La soluzione ai tuoi problemi sta nel prendere in mano la tua vita e nell’andare per la tua strada. Indipendentemente da quello che gli altri dicono di te. Devi avere il coraggio di auto motivarti ed essere capace di non ascoltare le persone negative che vogliono cambiarti solo per il loro egoismo.

La soluzione sta nel tirare fuori le palle.

Sì, e scegliere la propria strada senza che gli altri interferiscano nelle tue decisioni. Questo è il primo sforzo. È un grande sforzo. Lo so. Ma è di fondamentale importanza se vuoi vivere la tua vita, se vuoi imparare dai tuoi errori e se vuoi crescere secondo le tue regole. 

Ho detto il primo sforzo perché ce ne sarebbe un altro.

Il secondo sforzo è più particolare e può sicuramente venire più avanti. Il secondo sforzo e la compassione. Queste persone che ti giudicano in realtà sono persone che soffrono tremendamente, soffrono perché non riescono ad avere il controllo della propria vita. Percio’ rivolgono la propria attenzione verso la tua vita.

Provare compassione per chi ti giudica

La loro sofferenza può sfogare in invidia, gelosia, rabbia, rancore o odio. Lo sforzo in questo caso è quello di provare compassione per queste persone, cercando di entrare nel loro punto di vista. Compatire non significa provare né pena né pietà.

Compatire vuol dire provare quello che loro provano vuol dire entrare in empatia con la loro storia, con gli eventi della loro vita, cercando di capire i motivi per cui fanno quello che fanno.

I giudizi degli altri sono in realtà i tuoi giudizi

Quando si entra in questo stato di coscienza si riesce a mantenere un buon rapporto con queste persone, senza abbassarsi al loro livello e senza giudicarli, sennò avremmo lo stesso comportamento che loro avevano con noi.
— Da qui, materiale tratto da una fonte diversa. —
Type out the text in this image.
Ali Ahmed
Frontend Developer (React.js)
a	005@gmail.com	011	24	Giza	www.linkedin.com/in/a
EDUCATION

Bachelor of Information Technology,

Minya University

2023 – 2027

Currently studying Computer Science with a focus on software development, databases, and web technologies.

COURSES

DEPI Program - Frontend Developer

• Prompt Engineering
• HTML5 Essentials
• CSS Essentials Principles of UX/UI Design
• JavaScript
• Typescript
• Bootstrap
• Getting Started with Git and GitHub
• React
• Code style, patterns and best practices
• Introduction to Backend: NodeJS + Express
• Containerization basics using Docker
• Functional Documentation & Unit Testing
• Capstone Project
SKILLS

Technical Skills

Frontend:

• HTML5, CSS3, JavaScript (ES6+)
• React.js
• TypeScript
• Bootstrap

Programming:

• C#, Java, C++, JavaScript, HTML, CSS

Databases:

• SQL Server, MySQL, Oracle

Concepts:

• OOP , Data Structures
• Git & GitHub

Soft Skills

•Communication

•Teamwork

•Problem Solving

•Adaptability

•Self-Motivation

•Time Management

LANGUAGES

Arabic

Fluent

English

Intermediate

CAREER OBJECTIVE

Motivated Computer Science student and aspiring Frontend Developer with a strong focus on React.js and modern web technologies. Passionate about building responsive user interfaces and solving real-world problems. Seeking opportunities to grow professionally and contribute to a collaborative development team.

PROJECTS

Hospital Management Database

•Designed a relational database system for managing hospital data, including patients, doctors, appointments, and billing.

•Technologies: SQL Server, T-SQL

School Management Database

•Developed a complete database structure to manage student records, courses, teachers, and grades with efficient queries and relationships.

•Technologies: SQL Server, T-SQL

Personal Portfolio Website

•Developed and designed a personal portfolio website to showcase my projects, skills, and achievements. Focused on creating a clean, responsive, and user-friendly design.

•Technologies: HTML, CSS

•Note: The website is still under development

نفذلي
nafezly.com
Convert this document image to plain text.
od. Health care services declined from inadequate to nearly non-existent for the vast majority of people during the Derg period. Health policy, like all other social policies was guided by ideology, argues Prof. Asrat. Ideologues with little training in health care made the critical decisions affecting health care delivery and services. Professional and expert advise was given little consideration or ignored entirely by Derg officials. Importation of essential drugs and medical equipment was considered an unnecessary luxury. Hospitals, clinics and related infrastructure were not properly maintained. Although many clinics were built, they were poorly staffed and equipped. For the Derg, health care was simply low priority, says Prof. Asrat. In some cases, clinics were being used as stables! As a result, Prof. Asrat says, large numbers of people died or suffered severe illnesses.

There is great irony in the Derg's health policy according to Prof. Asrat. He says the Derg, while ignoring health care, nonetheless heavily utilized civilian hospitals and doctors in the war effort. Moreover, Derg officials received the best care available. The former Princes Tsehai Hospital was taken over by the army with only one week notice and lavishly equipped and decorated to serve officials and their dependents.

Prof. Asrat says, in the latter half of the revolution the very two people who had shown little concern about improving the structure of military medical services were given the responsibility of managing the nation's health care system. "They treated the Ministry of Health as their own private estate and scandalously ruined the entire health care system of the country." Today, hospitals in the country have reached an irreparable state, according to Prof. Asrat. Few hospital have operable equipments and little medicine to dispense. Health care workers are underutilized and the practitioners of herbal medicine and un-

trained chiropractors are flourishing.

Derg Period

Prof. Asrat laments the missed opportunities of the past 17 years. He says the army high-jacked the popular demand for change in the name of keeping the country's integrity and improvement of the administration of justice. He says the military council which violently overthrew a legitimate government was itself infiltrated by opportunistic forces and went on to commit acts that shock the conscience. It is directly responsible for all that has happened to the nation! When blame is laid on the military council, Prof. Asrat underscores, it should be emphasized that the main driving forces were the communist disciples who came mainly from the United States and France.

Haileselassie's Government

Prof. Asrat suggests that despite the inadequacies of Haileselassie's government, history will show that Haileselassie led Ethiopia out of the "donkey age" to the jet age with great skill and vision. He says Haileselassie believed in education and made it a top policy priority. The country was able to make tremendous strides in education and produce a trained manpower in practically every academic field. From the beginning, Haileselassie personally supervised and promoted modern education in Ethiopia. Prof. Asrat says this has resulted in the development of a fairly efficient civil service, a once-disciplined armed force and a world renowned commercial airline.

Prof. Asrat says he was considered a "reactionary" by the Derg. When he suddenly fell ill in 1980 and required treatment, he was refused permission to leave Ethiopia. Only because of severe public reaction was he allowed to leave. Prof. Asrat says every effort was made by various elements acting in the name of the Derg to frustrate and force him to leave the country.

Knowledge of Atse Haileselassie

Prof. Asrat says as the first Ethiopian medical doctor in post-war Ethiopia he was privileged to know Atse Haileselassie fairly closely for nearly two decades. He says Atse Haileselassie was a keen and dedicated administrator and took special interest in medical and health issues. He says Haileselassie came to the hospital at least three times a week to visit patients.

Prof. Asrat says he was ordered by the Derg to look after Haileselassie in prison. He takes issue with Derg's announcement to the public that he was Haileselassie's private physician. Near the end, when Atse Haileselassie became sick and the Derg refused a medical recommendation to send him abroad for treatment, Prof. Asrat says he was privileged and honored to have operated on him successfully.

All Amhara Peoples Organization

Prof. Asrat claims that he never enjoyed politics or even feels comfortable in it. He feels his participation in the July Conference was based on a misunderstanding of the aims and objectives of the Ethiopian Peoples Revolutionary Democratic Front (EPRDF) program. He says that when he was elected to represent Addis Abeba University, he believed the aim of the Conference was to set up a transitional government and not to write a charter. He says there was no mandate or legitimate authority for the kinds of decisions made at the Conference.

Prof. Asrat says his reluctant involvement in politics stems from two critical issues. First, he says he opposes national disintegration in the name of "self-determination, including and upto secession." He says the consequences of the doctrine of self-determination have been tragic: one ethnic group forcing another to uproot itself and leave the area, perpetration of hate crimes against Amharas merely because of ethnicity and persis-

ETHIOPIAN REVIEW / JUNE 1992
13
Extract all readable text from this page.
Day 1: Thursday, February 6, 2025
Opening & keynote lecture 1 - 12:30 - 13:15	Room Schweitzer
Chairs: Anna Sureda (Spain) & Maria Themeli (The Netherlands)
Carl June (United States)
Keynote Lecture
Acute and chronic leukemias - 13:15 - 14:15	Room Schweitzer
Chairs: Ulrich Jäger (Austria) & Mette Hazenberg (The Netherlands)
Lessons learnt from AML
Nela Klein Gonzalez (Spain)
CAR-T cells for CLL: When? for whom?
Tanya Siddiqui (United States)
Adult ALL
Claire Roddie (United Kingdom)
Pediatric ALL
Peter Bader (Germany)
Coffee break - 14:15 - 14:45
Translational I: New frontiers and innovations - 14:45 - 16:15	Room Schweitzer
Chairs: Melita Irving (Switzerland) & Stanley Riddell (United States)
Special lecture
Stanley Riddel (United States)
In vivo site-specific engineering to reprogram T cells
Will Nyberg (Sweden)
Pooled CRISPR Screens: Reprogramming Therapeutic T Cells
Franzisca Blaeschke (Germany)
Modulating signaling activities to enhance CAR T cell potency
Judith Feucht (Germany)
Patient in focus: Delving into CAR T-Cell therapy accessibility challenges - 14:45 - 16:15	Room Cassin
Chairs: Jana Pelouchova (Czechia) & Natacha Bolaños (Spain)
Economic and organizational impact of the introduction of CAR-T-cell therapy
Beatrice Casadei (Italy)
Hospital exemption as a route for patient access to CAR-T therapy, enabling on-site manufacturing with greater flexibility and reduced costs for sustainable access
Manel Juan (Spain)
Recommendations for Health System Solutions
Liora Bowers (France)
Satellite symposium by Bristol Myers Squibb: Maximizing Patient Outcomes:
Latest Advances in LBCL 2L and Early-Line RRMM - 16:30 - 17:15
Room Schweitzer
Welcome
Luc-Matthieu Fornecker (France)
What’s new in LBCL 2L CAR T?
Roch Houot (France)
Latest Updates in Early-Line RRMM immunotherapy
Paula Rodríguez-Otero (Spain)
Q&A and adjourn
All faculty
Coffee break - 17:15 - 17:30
Cerchiamo di capire le loro ragioni. Cerchiamo di capire la loro sofferenza fino a sentire in noi stessi la stessa sofferenza, provando l’emozione più grande, la compassione. Facendo questo ci accorgeremo che i giudizi che ci toccano sono in realtà giudizi che già albergano nella nostra psiche, come spieghiamo bene nell’audio-corso Giudizio.

Quindi, finché ti è possibile, senza doverti abbassare, cerca di rimanere in buoni rapporti con tutte le persone e ascolta gli altri, anche i noiosi e gli ignoranti. Anche loro hanno una storia da raccontare. E vai per la tua strada!